At nearby Birkenau we were faced with many parallels.

It was the main death camp, site of most of the gas chambers where Jews from as far as Greece were sent to die.

About 70% were automatically sentenced to death, children torn from their parents unsure of what was to come after days and weeks spent on a small, crowded cattle truck.

Up until their death their heads were filled with lies, told they were just being rehomed.

They were told they were going to be showered, given pegs for their clothes and laces for their shoes.

It was when they were asked to undress that many knew that death awaited them.

Even after death, they were stripped further of their identity.

Once killed in the gas chamber, their heads were shaved before their bodies were incinerated to hide the evidence.

For many women, their hair is their pride, and for it to be shaved after death seemed almost as barbaric as the gassing itself.

Standing on the railway tracks, over a mile long, in the shadows of the watchtower, it was still hard to picture what it looked like filled with people arriving, already knowing that the keys they had packed to go home would not be needed, that everything they thought they knew was about to be destroyed.

Did other prisoners try and warn them with their eyes about what lay ahead, did they already know what it was like to be a child wrenched from its mother?

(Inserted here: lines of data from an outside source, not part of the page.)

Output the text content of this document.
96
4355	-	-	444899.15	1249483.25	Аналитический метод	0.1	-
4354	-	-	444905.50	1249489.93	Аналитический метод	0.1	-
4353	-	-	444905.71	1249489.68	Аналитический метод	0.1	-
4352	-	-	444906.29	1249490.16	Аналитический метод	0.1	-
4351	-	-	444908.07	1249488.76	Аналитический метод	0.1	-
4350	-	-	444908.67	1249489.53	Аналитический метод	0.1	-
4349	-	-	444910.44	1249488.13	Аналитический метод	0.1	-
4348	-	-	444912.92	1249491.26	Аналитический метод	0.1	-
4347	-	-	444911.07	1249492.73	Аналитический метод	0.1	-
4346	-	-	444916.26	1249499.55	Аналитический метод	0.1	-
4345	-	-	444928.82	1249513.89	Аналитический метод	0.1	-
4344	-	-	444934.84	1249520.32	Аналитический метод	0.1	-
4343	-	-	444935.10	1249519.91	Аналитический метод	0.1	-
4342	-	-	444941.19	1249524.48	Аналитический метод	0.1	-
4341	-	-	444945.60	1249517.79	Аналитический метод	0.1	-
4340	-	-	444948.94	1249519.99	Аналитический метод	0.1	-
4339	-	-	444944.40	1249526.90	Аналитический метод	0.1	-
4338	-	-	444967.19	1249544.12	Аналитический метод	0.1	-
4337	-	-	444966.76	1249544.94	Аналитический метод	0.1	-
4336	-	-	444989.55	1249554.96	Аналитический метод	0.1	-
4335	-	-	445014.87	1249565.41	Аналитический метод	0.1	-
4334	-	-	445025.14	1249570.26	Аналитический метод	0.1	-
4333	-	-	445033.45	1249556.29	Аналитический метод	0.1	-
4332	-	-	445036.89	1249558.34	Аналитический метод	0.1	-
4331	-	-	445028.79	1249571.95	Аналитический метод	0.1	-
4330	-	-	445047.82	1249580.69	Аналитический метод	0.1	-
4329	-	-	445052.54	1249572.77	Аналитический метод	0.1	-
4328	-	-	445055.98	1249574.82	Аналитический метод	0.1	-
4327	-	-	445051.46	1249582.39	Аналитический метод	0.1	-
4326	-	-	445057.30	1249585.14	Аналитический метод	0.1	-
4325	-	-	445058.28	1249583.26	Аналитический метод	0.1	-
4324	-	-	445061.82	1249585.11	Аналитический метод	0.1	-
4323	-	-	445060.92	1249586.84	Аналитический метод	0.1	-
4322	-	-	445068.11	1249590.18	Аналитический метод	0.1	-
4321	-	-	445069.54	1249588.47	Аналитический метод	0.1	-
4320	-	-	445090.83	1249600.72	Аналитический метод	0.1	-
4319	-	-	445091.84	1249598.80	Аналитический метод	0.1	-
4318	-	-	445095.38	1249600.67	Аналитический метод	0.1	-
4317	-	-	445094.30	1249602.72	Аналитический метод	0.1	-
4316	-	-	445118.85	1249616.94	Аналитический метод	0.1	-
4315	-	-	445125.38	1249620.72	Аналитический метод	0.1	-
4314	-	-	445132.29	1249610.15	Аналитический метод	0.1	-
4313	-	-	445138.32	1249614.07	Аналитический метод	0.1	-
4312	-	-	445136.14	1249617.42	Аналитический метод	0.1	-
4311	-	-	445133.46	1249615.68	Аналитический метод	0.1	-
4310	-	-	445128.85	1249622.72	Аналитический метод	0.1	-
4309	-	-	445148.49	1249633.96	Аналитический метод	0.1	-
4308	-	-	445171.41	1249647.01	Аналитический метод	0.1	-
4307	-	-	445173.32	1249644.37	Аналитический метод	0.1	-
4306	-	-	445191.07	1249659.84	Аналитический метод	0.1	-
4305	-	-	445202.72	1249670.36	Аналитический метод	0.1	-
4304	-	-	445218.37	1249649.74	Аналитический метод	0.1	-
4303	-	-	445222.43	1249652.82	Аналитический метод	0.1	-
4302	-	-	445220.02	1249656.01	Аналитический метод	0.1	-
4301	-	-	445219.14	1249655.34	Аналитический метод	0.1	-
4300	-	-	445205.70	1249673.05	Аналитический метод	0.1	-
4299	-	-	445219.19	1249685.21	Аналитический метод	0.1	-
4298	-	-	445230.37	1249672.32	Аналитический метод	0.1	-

I am sure we have all had experiences where we have lost our parents in a bustling crowd and the sick feeling that you would be lost forever, screaming their names.

But what was that like here, I wondered.

While we stood in a place where so much death and destruction took place, a man rode by on his bike.

Tom told us this was normal, that people often walked through the camp on their way home or to work – it seemed cold and cruel but they did not ask the Germans to move in and build a concentration camp, he reminded us.

The gas chambers have gone, destroyed by the Nazis to try and hide what they did, just weeks before the Red Army arrived, but the steps remain, a small reminder of the horrors that took place right by the giant memorial where Rabbi Andrew Shaw gave a moving memorial.

Rabbi Shaw’s grandfather was a victim of the Holocaust and his grandmother a survivor.

His grandfather never knew his child or his grandchildren, he did not even know his wife was pregnant.

No-one knows what happened to him but Rabbi Shaw is not full of resentment, as you would expect.

“I feel proud when I come here, I feel proud that I am related to a survivor of the Holocaust, I feel proud of my people because they refused to be beaten and broken, they never forgot who they were.

“Fire has so many connotations”, he told us as we all lit a candle.

“Fire was what they used to destroy the synagogue, it was what they used to burn the dead bodies of those they killed, but it can also represent goodness and hope, and tonight that is what it represents.

"We are all united by this light.

“Am Yisrael Chai – the Jewish people live.”